The Null Device

Social lubricant

From a Graun article on drinking culture in Britain, the following tidbits:
The timelessness of our desire to get drunk has led anthropologists such as Kate Fox, director of the Social Issues Research Centre in Oxford, to speculate about the British character. She concluded that we are all suffering from a "congenital sociability disorder", a disease whose symptoms are akin to a kind of autism combined with agoraphobia. In plain talk, the British are uniquely buttoned up and starched stiff. Animal watcher Desmond Morris says that if we were monkeys we would be picking imaginary fleas out of each other's fur, in an act of "social grooming", a pretext for prolonging social encounters. Instead we have for centuries propped up the bar.
A national characteristic has been identified in numerous scientific trials. In one, British volunteers were plied with drinks, all purporting to be alcohol, half of which were placebos. Everyone became equally loud, crude and garrulous, the technically sober behaving identically to the genuinely drunk. Similar tests carried out on volunteers from Mediterranean countries found no such associations. Scientists concluded that British people invested alcohol with "magical disinhibiting powers".

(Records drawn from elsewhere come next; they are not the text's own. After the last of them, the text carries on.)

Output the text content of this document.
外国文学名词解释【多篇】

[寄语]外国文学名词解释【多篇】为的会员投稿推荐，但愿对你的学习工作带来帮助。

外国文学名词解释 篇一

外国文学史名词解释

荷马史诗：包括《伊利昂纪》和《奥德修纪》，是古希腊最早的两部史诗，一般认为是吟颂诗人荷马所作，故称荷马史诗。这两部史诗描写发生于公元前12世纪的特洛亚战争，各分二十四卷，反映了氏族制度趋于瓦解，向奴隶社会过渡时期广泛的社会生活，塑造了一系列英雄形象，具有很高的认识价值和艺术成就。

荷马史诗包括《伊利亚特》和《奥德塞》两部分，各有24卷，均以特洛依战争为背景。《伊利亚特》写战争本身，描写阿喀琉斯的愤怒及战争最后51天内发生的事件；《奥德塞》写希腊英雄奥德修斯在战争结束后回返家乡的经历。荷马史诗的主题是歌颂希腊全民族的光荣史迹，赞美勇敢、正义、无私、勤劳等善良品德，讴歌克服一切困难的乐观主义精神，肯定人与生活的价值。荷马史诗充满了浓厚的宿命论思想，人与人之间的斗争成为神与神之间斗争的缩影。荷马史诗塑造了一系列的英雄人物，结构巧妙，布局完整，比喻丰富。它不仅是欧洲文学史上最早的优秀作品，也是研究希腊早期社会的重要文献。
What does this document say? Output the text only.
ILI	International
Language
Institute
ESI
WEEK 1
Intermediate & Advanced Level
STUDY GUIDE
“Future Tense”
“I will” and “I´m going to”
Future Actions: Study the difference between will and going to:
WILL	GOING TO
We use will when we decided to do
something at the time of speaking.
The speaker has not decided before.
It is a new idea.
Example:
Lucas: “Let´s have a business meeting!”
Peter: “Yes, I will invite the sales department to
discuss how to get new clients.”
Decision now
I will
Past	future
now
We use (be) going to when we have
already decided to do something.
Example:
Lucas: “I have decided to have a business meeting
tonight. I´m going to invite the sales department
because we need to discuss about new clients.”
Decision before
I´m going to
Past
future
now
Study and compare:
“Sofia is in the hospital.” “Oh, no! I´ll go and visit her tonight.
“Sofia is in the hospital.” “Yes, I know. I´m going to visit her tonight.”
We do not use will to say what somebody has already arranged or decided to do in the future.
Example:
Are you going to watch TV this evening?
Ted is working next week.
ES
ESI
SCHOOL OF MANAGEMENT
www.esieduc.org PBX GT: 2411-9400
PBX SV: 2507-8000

I wonder how this experiment would have run in Australia.

There are 2 comments on "Social lubricant":

Posted by: dj http://deej.bah.id.au Sun Nov 21 07:21:40 2004

From memory of a uni Anthropology essay on Aborgingal Health, it's been done with some Aboriginal people and at least one experiment found similar behaviours.

Posted by: debbie http://www.yahoo.com Tue Oct 25 16:13:21 2005

concise note on social grooming as a lubricant.